Among five W isotopes, ¹⁸²W is a product of b-decay of ¹⁸²Hf with the relatively short half life of 8.9 m.y. As Hf and W are lithophile and siderophile, respectively, the ¹⁸²Hf-¹⁸²W radiometric system could constrain metal-silicate (core-mantle) differentiation, especially core segregation, in the very early Earth system because of its large fractionation between metal-silicate and the short half life of ¹⁸²Hf. Recent improvements of analytical techniques of W isotope analyses using TIMS and MC-ICP-MS equipped with a desolvating device allow to obtain highly precise ¹⁸²W/¹⁸⁴W ratios of terrestrial rocks. These led to findings of m¹⁸²W anomalies (mostly positive) in old komatiites (2.4 – 3.8 Ga) and young volcanic rocks with positive anomalies of 12 Ma Ontong Java Plateau and 6 Ma Baffin Bay (Rizo et al., 2016) and with negative anomalies of those such as the Loihi and Samoa basalts (Mundl et al., 2017). Recently, Kruijer and Kleine (2018) proposed that the ¹⁸²W excesses for an OJP sample by Rizo et al. (2016) may result from the nuclear field shift effect leading to defect of ¹⁸³W, as the NTIMS analyses utilized a double normalization involving the ¹⁸³W/¹⁸⁴W ratio.

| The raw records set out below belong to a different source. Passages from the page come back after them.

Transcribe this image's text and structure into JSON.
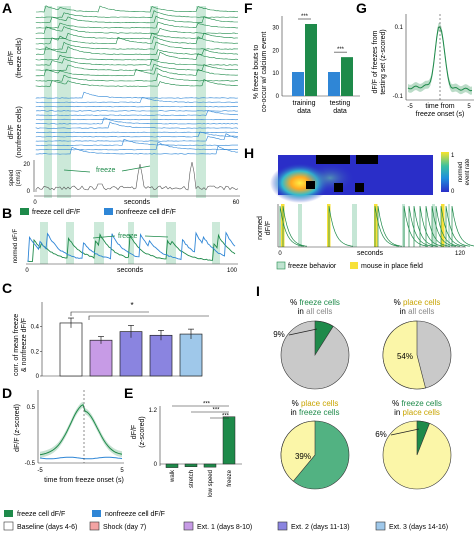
{
  "colors": {
    "freeze": "#1e8a4a",
    "nonfreeze": "#2f86d6",
    "shade": "#bfe3d0",
    "baseline": "#ffffff",
    "shock": "#f4a3a3",
    "ext1": "#c79be6",
    "ext2": "#8a84e0",
    "ext3": "#9fc8ea",
    "placefield": "#f7e13a",
    "pie_grey": "#c9c9c9",
    "pie_yellow": "#fbf6a8"
  },
  "panels": {
    "A": {
      "letter": "A",
      "ylabel_freeze": "dF/F\n(freeze cells)",
      "ylabel_nonfreeze": "dF/F\n(nonfreeze cells)",
      "ylabel_speed": "speed\n(cm/s)",
      "freeze_label": "freeze",
      "xlabel": "seconds",
      "x_ticks": [
        "0",
        "60"
      ],
      "speed_ticks": [
        "20",
        "0"
      ]
    },
    "B": {
      "letter": "B",
      "legend_freeze": "freeze cell dF/F",
      "legend_nonfreeze": "nonfreeze cell dF/F",
      "ylabel": "normed dF/F",
      "freeze_label": "freeze",
      "xlabel": "seconds",
      "x_ticks": [
        "0",
        "100"
      ]
    },
    "C": {
      "letter": "C",
      "ylabel": "corr. of mean freeze\n& nonfreeze dF/F",
      "y_ticks": [
        "0.4",
        "0.2",
        "0"
      ],
      "sig": "*"
    },
    "D": {
      "letter": "D",
      "ylabel": "dF/F (z-scored)",
      "y_ticks": [
        "0.5",
        "-0.5"
      ],
      "x_ticks": [
        "-5",
        "5"
      ],
      "xlabel": "time from freeze onset (s)"
    },
    "E": {
      "letter": "E",
      "ylabel": "dF/F\n(z-scored)",
      "y_ticks": [
        "1.2",
        "0"
      ],
      "sig": [
        "***",
        "***",
        "***"
      ]
    },
    "F": {
      "letter": "F",
      "ylabel": "% freeze bouts to\nco-occur w/ calcium event",
      "y_ticks": [
        "30",
        "20",
        "10",
        "0"
      ],
      "sig": [
        "***",
        "***"
      ]
    },
    "G": {
      "letter": "G",
      "ylabel": "dF/F of freezes from\ntesting set (z-scored)",
      "y_ticks": [
        "0.1",
        "-0.1"
      ],
      "x_ticks": [
        "-5",
        "5"
      ],
      "xlabel_1": "time from",
      "xlabel_2": "freeze onset (s)"
    },
    "H": {
      "letter": "H",
      "colorbar_label": "normed\nevent rate",
      "cb_ticks": [
        "1",
        "0"
      ],
      "ylabel": "normed\ndF/F",
      "xlabel": "seconds",
      "x_ticks": [
        "0",
        "120"
      ],
      "legend_freeze": "freeze behavior",
      "legend_place": "mouse in place field"
    },
    "I": {
      "letter": "I",
      "pies": [
        {
          "t1": "% ",
          "t1c": "freeze cells",
          "t2": "in ",
          "t2c": "all cells",
          "pct": "9%"
        },
        {
          "t1": "% ",
          "t1c": "place cells",
          "t2": "in ",
          "t2c": "all cells",
          "pct": "54%"
        },
        {
          "t1": "% ",
          "t1c": "place cells",
          "t2": "in ",
          "t2c": "freeze cells",
          "pct": "39%"
        },
        {
          "t1": "% ",
          "t1c": "freeze cells",
          "t2": "in ",
          "t2c": "place cells",
          "pct": "6%"
        }
      ]
    }
  },
  "chart_data": [
    {
      "panel": "C",
      "type": "bar",
      "categories": [
        "Baseline (days 4-6)",
        "Shock (day 7)",
        "Ext. 1 (days 8-10)",
        "Ext. 2 (days 11-13)",
        "Ext. 3 (days 14-16)"
      ],
      "values": [
        0.43,
        0.29,
        0.36,
        0.33,
        0.34
      ],
      "errors": [
        0.04,
        0.03,
        0.05,
        0.04,
        0.04
      ],
      "ylim": [
        0,
        0.6
      ]
    },
    {
      "panel": "E",
      "type": "bar",
      "categories": [
        "walk",
        "stretch",
        "low speed",
        "freeze"
      ],
      "values": [
        -0.08,
        -0.06,
        -0.07,
        1.05
      ],
      "ylim": [
        -0.15,
        1.3
      ]
    },
    {
      "panel": "F",
      "type": "bar",
      "categories": [
        "training data",
        "testing data"
      ],
      "series": [
        {
          "values": [
            10.5,
            10.5
          ]
        },
        {
          "values": [
            31.5,
            17.0
          ]
        }
      ],
      "ylim": [
        0,
        35
      ]
    },
    {
      "panel": "I",
      "type": "pie",
      "values": [
        9,
        54,
        39,
        6
      ]
    }
  ],
  "legend": {
    "freeze": "freeze cell dF/F",
    "nonfreeze": "nonfreeze cell dF/F",
    "baseline": "Baseline (days 4-6)",
    "shock": "Shock (day 7)",
    "ext1": "Ext. 1 (days 8-10)",
    "ext2": "Ext. 2 (days 11-13)",
    "ext3": "Ext. 3 (days 14-16)"
  }
}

In our study, high-precision W isotope ratio measurement with MC-ICP-MS (Thermo co. Ltd., NEPTUNE PLUS) equipped with desolvating nebulizer (ARIDAS II) following the chemical separation using both cation and anion exchange resin has been developed. We have measured the W standard solution (SRM 3163) and obtained the isotopic compositions with a precision of ± 5ppm. However, the standard solution, which was processed by the cation or anion exchange chemistry in the same way as for rock samples, has systematic ¹⁸²W/¹⁸⁴W drift of -5ppm, which was also observed by Willbold et al. (2011) and Kruijer and Kleine (2018). This shift likely resulted from the nuclear field shift effect as mentioned by Kruijer and Kleine (2018). Therefore, we corrected the measured W isotope ratios of samples with the standard solution processed by the same method as that of the samples. This technique led to obtaining of the W isotopic compositions with reproducibility of several ppm. We have obtained negative µ¹⁸²W for the basalts with the high ³He/⁴He isotopic composition from the Loihi, Hawaii, through the developed analytical method. This result is consistent with that of Mundl et al., (2017). As the Earth’s core should have a negative µ¹⁸²W value of ca. -210, the Loihi sample we analyzed probably contains a component with a signature of core-mantle interaction. We have obtained the high-precision W isotope data for the fresh drilled basalts from Louisville. Louisville is known to have been originated from the primordial deep mantle source. We will discuss the obtained results and the early evolution of the deep mantle.



Acknowledgement – JSPS Grant-in-Aid has supported this project. We are grateful to M. Kawamura for experimental help and Y. Orihashi, T. Hanyu, M. Tejada for providing samples.